Навсегда запомнилась эта ночь, 1 августа 1944 года. В эту ночь были сожжены все цыгане — те, что остались из Белостокского воеводства, и те, что были согнаны из Германии, и все маленькие цыганята, игравшие в сожжение евреев, и стройные смуглые цыганки, черноокие, гибкие, ловкие.

Все были удушены газом.

Поскольку цыгане были занесены в картотеку и имели свою нумерацию, пришло распоряжение из политического отдела пометить их смерть 1-м августа.

Этот образчик идиотского педантизма вызвал всеобщие насмешки. Кто может поверить, что в один вечер умерло естественной смертью пять тысяч человек? Для кого эта комедия? Ordnung. Священное слово — порядок.

Однако все было слишком явно, надо было выдумать дополнительное «алиби», и оно оказалось еще глупее, еще наглее.

Среди хефтлингов разыскали двадцать врачей, работавших одно время в «цыганском лагере», и заявили им, что они виновны в распространении таинственной заразы среди цыган. По всем признакам это чума. Этих врачей обвинили в том, что они не приняли мер предосторожности, эпидемия могла переброситься на другие участки лагеря, и приговорили к каторжным работам.

И вновь наступает перерыв. Отовсюду мы слышим, что Красная Армия приближается к Варшаве, уже освобождена часть Венгрии, этим и объясняется задержка транспортов из Будапешта. На лицах у всех появилась тень надежды. После нескольких дождливых дней, намного освеживших зловонный лагерный воздух, наступила жара. В глубоких тайниках души пробуждается тоска, дремавшая под оболочкой отупения. И вот уже разгорается огонек мечты, мысли несутся к широким просторам, к быстро текущей реке, к пологим склонам гор. Всего лишь несколько дней тишины, освежающий дождь и радостные известия, — и уже начинает оживать вера в спасение. Теперь уже, наверное, конец сожжению — радуемся мы. Старательно убеждаем друг друга, что уж если при этих темпах сжигания сделали перерыв, значит, им некого сжигать.

Полуголые, оборванные венгерки отправляются транспортом на уборку щебня. Их приводят в зауну в Бжезинках на последнюю санобработку. Они умоляют дать им хотя бы тряпки, чтобы прикрыться. Они отделены от всего лагеря, у них нет возможности что-нибудь «организовать», они ходят, в рубищах, иные и вовсе голые.

Безумным взглядом смотрят они на наши окна. Одни просят застенчиво, со слезами, другие, завистливо, недобро глядя на нас, стоят, почесывая бритые головы. А их изысканное белье отправляют из бараков «Канады» погрустневшим Гретхен.

Знойную тишину августовского дня внезапно потрясает грохот грузовиков с дровами. За грузовиками давно уже не появлявшаяся зондеркоманда тоже с дровами. Мы идем в женский лагерь и видим вдоль всей дороги штабеля дров.

«Это уже, наверно, для нас», — стучит одна мысль в голове у всех.

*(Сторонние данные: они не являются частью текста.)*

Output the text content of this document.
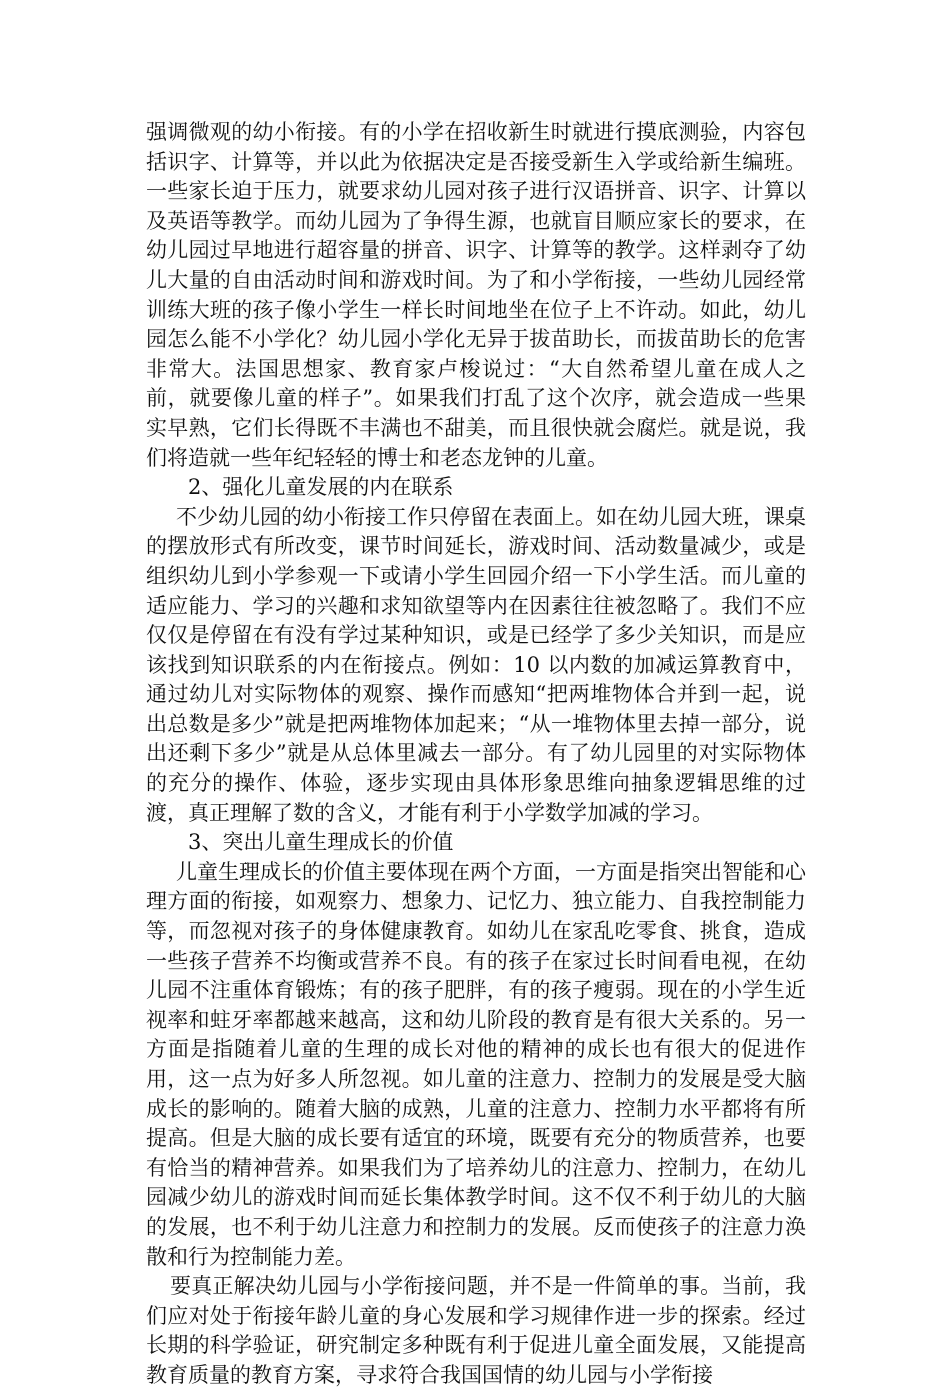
强调微观的幼小衔接。有的小学在招收新生时就进行摸底测验，内容包括识字、计算等，并以此为依据决定是否接受新生入学或给新生编班。一些家长迫于压力，就要求幼儿园对孩子进行汉语拼音、识字、计算以及英语等教学。而幼儿园为了争得生源，也就盲目顺应家长的要求，在幼儿园过早地进行超容量的拼音、识字、计算等的教学。这样剥夺了幼儿大量的自由活动时间和游戏时间。为了和小学衔接，一些幼儿园经常训练大班的孩子像小学生一样长时间地坐在位子上不许动。如此，幼儿园怎么能不小学化？幼儿园小学化无异于拔苗助长，而拔苗助长的危害非常大。法国思想家、教育家卢梭说过：“大自然希望儿童在成人之前，就要像儿童的样子”。如果我们打乱了这个次序，就会造成一些果实早熟，它们长得既不丰满也不甜美，而且很快就会腐烂。就是说，我们将造就一些年纪轻轻的博士和老态龙钟的儿童。

2、强化儿童发展的内在联系

不少幼儿园的幼小衔接工作只停留在表面上。如在幼儿园大班，课桌的摆放形式有所改变，课节时间延长，游戏时间、活动数量减少，或是组织幼儿到小学参观一下或请小学生回园介绍一下小学生活。而儿童的适应能力、学习的兴趣和求知欲望等内在因素往往被忽略了。我们不应仅仅是停留在有没有学过某种知识，或是已经学了多少关知识，而是应该找到知识联系的内在衔接点。例如：10 以内数的加减运算教育中，通过幼儿对实际物体的观察、操作而感知“把两堆物体合并到一起，说出总数是多少”就是把两堆物体加起来；“从一堆物体里去掉一部分，说出还剩下多少”就是从总体里减去一部分。有了幼儿园里的对实际物体的充分的操作、体验，逐步实现由具体形象思维向抽象逻辑思维的过渡，真正理解了数的含义，才能有利于小学数学加减的学习。

3、突出儿童生理成长的价值

儿童生理成长的价值主要体现在两个方面，一方面是指突出智能和心理方面的衔接，如观察力、想象力、记忆力、独立能力、自我控制能力等，而忽视对孩子的身体健康教育。如幼儿在家乱吃零食、挑食，造成一些孩子营养不均衡或营养不良。有的孩子在家过长时间看电视，在幼儿园不注重体育锻炼；有的孩子肥胖，有的孩子瘦弱。现在的小学生近视率和蛀牙率都越来越高，这和幼儿阶段的教育是有很大关系的。另一方面是指随着儿童的生理的成长对他的精神的成长也有很大的促进作用，这一点为好多人所忽视。如儿童的注意力、控制力的发展是受大脑成长的影响的。随着大脑的成熟，儿童的注意力、控制力水平都将有所提高。但是大脑的成长要有适宜的环境，既要有充分的物质营养，也要有恰当的精神营养。如果我们为了培养幼儿的注意力、控制力，在幼儿园减少幼儿的游戏时间而延长集体教学时间。这不仅不利于幼儿的大脑的发展，也不利于幼儿注意力和控制力的发展。反而使孩子的注意力涣散和行为控制能力差。

要真正解决幼儿园与小学衔接问题，并不是一件简单的事。当前，我们应对处于衔接年龄儿童的身心发展和学习规律作进一步的探索。经过长期的科学验证，研究制定多种既有利于促进儿童全面发展，又能提高教育质量的教育方案，寻求符合我国国情的幼儿园与小学衔接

Язык присыхает к нёбу, ноги слабеют. Кажется, сейчас лопнет череп, выскочит из груди сердце. Тело и душа опять охвачены томящим предчувствием смерти. Мы уже не в состоянии ни думать, ни говорить. Все становится темным, запутанным, теряет смысл. Сквозь учащенную пульсацию крови пробивается только одно: дрова и смерть. Смерть, потому что дрова… Дрова — значит смерть…

В жилой блок входит Марыля и в болезненно-застывшей тишине ожидания читает… стихи. Эти стихи польского поэта-коммуниста Станислава Выгодского брошены к нам через проволоку из мужского ревира…

Везут дрова, везут…

Не понимаю слов. Они сливаются в одну зловещую мелодию. О приближающейся, неминуемой смерти. У Выгодского погибли в крематории жена и дочь, а он там лежит в бараке и пишет стихи, которые, наверное, погибнут вместе с ним и вместе с нами…

Везут дрова, везут..

читает Марыля, и слова эти вторят нашим предчувствиям, нашему страху, бессильному отчаянию.

— Прекрати это! — нервно кричит Чеся. — Вижу, что везут. Сумасшедший! Хотела бы я знать, в газовой камере он тоже будет писать стихи?

— Но, Чеся!.. — пытаюсь я ее успокоить.

— Знаю, знаю, тебе нравится… Я не желаю этого слушать, я хочу жить… На свободе буду читать стихи… а это страшная проза! Когда я буду свободна, прочту о любви, послушаю музыку. Здесь не желаю слушать ни этот аккордеон Болека, ни сентиментальные танго под трубами крематория, ни стихи о дровах, на которых горят люди.